16. L'insertion de ces peines dans le chapitre du code pénal relatif à l'éthique biomédicale vous semble-t-elle pertinente ?

Non.

Sur la mise en place d'une stratégie nationale pour la pédopsychiatrie (article 3)

17. Alors que la dernière mise à jour de la classification internationale des maladies (CIM) exclut l'incongruence de genre des troubles mentaux et qu'un récent rapport de l'Igas sur la santé et le parcours des personnes trans préconisait une « dépsychiatrisation » de la prise en charge, l'insertion de cet article au sein de cette proposition de loi vous semble-t-elle pertinente ?

Dans quelle mesure la santé mentale des jeunes atteints de dysphorie de genre vous paraît-elle constituer un enjeu important ?

La terminologie employée par le législateur nous semble peu claire : le terme de “dysphorie” relève en effet du langage commun, et plus médical. Les transitions, de mineurs comme de majeurs, ne constituent pas un problème psychiatrique. Dans le cadre d'une loi portant sur les mineurs trans, il ne nous semble dès lors pas adéquat de développer une stratégie de soutien à la pédopsychiatrie, indépendamment de la nécessité ou non d'une telle stratégie.

18. La mise en place d'une « stratégie nationale pour la pédopsychiatrie » vous parait-elle constituer une réponse adéquate dans le suivi des mineurs souffrant de dysphorie de genre ? Quel regard portez-vous aujourd'hui sur l'accompagnement et la prise en charge de ces mineurs ?

Les enjeux qui concernent les transitions ne sont pas des enjeux psychiatriques. Toutefois, un certain nombre de personnes trans bénéficieraient d'un accompagnement psychiatrique adapté et personnalisé, se basant sur leurs besoins réels.

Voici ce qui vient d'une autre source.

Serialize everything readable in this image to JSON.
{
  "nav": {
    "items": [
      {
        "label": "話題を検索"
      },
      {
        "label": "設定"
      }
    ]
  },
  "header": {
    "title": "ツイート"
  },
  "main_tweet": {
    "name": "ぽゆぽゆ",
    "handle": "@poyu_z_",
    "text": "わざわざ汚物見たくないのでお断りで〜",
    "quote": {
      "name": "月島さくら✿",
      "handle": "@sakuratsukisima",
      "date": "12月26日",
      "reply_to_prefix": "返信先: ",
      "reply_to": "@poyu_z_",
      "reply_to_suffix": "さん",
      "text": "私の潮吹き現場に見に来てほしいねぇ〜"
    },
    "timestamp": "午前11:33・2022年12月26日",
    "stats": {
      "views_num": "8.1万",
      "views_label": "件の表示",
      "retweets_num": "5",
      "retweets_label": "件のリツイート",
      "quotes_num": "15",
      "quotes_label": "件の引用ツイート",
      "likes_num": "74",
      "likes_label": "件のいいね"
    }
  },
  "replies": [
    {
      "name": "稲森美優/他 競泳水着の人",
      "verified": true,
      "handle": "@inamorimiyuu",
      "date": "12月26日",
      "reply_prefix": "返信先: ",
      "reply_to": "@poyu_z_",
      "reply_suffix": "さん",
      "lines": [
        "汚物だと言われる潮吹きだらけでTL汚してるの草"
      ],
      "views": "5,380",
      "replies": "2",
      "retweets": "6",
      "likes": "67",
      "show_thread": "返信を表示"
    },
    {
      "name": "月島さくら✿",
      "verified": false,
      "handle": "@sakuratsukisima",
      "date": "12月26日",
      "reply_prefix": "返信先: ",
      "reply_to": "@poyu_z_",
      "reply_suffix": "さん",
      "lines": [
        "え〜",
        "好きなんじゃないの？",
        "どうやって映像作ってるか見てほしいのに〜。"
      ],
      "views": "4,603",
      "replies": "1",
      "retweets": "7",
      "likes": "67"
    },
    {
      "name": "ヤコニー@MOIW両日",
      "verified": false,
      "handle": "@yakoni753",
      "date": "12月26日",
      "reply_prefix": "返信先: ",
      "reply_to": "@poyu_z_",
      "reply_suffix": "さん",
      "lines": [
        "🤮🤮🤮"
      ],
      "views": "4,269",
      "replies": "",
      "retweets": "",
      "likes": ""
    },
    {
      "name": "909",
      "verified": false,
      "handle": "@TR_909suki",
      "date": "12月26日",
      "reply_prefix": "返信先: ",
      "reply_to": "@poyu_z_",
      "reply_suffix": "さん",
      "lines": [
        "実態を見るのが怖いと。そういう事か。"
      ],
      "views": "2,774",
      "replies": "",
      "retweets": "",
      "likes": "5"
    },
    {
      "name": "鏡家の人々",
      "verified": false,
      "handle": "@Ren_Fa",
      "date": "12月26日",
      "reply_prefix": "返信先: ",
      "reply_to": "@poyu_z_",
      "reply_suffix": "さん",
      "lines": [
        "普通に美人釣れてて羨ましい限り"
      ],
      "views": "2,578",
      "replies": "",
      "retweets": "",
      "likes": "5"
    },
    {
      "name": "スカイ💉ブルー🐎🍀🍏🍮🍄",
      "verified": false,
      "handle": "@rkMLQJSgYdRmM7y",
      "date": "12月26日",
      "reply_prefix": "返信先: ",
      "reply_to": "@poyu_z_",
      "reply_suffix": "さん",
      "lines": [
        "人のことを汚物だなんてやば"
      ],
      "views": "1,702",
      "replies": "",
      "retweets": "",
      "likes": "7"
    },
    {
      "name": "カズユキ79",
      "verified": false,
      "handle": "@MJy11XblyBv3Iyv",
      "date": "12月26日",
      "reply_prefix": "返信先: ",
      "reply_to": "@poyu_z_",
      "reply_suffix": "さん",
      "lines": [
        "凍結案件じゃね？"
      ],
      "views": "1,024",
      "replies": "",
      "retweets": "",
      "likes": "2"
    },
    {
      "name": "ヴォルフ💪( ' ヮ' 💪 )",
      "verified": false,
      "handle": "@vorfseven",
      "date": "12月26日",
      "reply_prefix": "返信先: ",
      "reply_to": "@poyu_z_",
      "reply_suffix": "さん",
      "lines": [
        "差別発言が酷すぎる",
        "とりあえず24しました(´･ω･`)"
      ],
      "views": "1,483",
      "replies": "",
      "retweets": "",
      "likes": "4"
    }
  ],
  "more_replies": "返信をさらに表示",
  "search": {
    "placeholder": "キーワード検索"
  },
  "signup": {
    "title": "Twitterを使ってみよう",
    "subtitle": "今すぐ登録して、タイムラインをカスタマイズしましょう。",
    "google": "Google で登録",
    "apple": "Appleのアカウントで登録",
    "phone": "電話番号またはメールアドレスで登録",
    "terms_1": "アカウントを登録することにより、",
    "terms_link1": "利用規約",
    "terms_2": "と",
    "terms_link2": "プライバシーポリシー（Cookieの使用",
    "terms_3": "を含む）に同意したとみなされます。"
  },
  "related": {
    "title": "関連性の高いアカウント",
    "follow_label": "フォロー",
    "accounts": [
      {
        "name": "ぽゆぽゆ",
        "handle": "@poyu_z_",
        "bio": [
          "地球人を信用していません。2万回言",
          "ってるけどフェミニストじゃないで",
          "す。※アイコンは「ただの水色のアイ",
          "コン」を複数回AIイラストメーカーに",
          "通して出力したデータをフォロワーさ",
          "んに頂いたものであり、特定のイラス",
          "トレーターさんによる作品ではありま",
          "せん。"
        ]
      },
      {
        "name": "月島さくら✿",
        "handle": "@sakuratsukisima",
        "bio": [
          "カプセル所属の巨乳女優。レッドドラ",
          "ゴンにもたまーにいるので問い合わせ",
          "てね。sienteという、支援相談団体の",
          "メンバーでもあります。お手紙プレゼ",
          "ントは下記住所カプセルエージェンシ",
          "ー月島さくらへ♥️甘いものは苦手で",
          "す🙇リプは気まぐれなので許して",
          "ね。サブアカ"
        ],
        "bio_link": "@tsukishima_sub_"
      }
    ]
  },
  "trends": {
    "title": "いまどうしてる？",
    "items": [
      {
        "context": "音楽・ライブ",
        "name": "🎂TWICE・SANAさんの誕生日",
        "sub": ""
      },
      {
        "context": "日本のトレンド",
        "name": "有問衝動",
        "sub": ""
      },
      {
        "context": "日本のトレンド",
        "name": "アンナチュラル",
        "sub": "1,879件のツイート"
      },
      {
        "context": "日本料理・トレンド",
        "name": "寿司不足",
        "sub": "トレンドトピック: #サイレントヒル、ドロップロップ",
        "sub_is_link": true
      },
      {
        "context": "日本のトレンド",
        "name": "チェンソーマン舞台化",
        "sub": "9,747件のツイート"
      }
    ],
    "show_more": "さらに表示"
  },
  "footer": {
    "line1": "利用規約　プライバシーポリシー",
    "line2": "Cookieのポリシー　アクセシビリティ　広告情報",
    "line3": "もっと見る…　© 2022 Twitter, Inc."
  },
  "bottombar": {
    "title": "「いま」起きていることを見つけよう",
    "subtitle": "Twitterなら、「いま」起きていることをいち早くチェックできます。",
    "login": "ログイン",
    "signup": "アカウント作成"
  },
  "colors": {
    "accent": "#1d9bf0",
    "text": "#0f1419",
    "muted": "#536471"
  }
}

Tout en saluant la dépsychiatrisation de la transidentité, nous alertons sur le fait que les enjeux provoqués par la transphobie et le climat de militantisme anti-trans actuel, notamment sur le développement non seulement de stress minoritaire, c'est-à-dire les pathologies causées par une situation de marginalisation sociale, mais aussi par les agressions et discriminations transphobes qui se multiplient à mesure que la transidentité fait l'objet de stigmatisation, vont certainement à terme nécessiter des suivis accrus.

19. La dysphorie de genre s'accompagne fréquemment de souffrances psychiques qui peuvent être liées à l'environnement social et aux difficultés associées à un processus de transition générateur de stress.

Dans ce cadre, quel accompagnement proposer aux mineurs dans cette situation ?

Le travail des association comme l'EST est basé sur la nécessité d'une prise en charge et d'une accompagnement holistique : nous avons travaillé à développer des permanences d'écoute psychologique, de médiation auprès des professionnels de santé, de formation et de suivi auprès des professionnels de santé, d'alerte sur les situation de discrimination, de prévention en matière de santé mentale, reproductive, sexuelle, de contact avec les familles, les environnements scolaires et professionnels, d'activités de groupe permettant une sociabilité saine et un effacement des stigmates liés à la transidentité, d'activités sportives, festives, et artistiques, qui contribuent au bien-être de nos bénéficiaires... Nous pensons qu'un environnement compréhensif, transparent, formé, permettant l'autonomie des prises de décision et la déstigmatisation des identités quelles qu'elles soient sont les fondements nécessaires des actions envers ces publics. S'il faut le préciser, nous ne pensons pas que la valorisation de pratiques de conversion permette un tel environnement.

20. Le Conseil national de l'ordre des médecins estime que le nombre de pédopsychiatres avait diminué de 34 % entre 2010 et 2022 passant ainsi de 3 113 à 2 039 sur tout le territoire. Dans un rapport de mars 2023, la Cour des comptes alertait sur les difficultés du secteur et les inégalités de prise en charge des mineurs sur le territoire.

Quelles réponses pourraient être, selon vous, apportées pour remédier à ces difficultés ?

Nous ne pensons pas qu'il soit de notre mandat de répondre à cette question. Notre priorité concerne en effet les personnes trans, indépendamment de leurs éventuels besoins en matière de suivi psychiatrique. Si le législateur constate un déficit en matière de couverture sanitaire dans ce domaine, il est de son domaine d'arbitrer les décisions permettant d'y pallier.